Abstract: Taking complex analysis to mean complex numerical analysis, I perceive my mission here to be that of disseminating the algebraic approach taken by computer algebraists to many mathematical problems, which arise from and are important to complex analysis. In turn, complex numerical analysis can be, and have been, providing essential theoretical and computational results for computer algebra. The cross fertilization should and must continue in order that computational mathematics progress with the joint aid of both tools, rather than branching into orthogonal pursuits with disparate approaches. First, we discuss the different issues and principal concerns of computer algebra. Then, the algebraic approach to a long standing problem in calculus or complex analysis, indefinite integration in closed form, will be motivated and derived through examples.

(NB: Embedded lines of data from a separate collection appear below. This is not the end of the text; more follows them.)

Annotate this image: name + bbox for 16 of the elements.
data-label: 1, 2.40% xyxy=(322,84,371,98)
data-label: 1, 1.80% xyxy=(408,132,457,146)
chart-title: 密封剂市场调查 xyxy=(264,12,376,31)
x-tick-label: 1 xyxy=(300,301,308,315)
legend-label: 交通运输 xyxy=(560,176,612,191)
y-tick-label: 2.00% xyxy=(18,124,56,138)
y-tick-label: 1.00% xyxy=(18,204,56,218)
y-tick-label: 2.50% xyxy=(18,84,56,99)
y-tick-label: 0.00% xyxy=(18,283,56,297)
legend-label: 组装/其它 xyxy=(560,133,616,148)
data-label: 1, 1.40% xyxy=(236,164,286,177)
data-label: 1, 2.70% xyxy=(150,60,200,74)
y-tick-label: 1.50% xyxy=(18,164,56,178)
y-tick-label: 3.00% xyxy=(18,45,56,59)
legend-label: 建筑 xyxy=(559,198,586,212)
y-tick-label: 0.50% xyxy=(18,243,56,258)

Algorithmic solution to the basic, thought provoking, problem of rational function integration as well as theoretical foundation underlying the algorithm for elementary function integration will be discussed. Further issues and approaches will be illustrated through another central (implicitly essential) problem of computer algebra, that is simplification of symbolic and algebraic expressions. We conclude by showing a set of computer executed problems in integration to reveal some of the new capabilities added to the arsenal of a mathematician through the efforts of computer algebra.